| “Printing of funny money”? Are you referring to the Fed purchasing mortgaged backed securities after the financial crisis of 2008? What do you mean when you refer to “real” money? A gold backed currency? Currency is an abstraction of value. “Real” money doesn’t make that much sense. Who is going to decide what is real? Great Britain after WW2 is not analogous to the US now. The US has 300+ million people, a vast military, a huge land mass with enormous natural resources, the world reserve currency, and a leader who has followers who don’t understand the US rules based world order. GB didn’t collapse all on its own. The US with its strength after WW2 coerced them and the French into following its lead. Eisenhower sided with the Soviets regarding the Suez for example. The Breton Woods agreement strengthened the US currency at the expense of everyone other signatory. Reinventing the world into a multipolar mercantilist patchwork of competing powers is not going to be some brilliant strategic maneuver. It’s creating a power vacuum. I really want to be wrong but this is more like the Asimov Foundation series. The empire didn’t forget how their technology worked, it forgot how their system worked. Otho is not going to save the US or make it great. He’s destroying the current system and replacing it with an older inferior one. Strength through contraction requires intelligence and sophistication. Not blundering oafish incompetence. |
But the US has historically been in a unique place owing to a number of factors to export our inflation [1], particularly after our bait and switch with Bretton Woods. But many of those factors (largest consumer economy, global reserve currency, petrodollar) are on the way out or already, more or less, done with. And as those factors decline we get economically closer to Bahrain, Maldives, Laos, and Cape Verde - our distinguished economic peers in terms of debt:GDP ratios.

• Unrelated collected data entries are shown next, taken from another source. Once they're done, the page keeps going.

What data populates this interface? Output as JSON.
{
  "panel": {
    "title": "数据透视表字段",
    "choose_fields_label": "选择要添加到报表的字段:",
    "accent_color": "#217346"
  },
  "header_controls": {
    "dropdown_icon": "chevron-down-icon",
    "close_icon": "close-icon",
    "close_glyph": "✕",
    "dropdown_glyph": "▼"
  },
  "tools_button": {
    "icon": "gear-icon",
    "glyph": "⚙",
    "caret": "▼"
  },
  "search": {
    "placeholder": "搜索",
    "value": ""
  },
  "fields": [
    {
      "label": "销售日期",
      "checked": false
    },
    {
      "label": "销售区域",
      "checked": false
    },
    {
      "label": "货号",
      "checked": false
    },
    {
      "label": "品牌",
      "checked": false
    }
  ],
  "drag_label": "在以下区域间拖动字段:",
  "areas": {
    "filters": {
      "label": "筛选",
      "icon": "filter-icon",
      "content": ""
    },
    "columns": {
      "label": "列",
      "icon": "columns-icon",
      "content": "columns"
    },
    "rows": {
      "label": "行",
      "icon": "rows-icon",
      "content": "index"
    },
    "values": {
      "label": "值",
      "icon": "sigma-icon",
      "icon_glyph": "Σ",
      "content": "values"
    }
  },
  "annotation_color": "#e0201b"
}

So long as we don't just replace the USD with the Yuan, this will be the case for all countries in a multipolar world. Money having value dramatically changes the cost:reward ratio of war. For instance I think this is the main reason China is implicitly accepting of a worsening situation in Taiwan. It's not because they don't think they could win, but because they don't want to pay for it. And so a deteriorating situation is seen as more desirable than a costly war.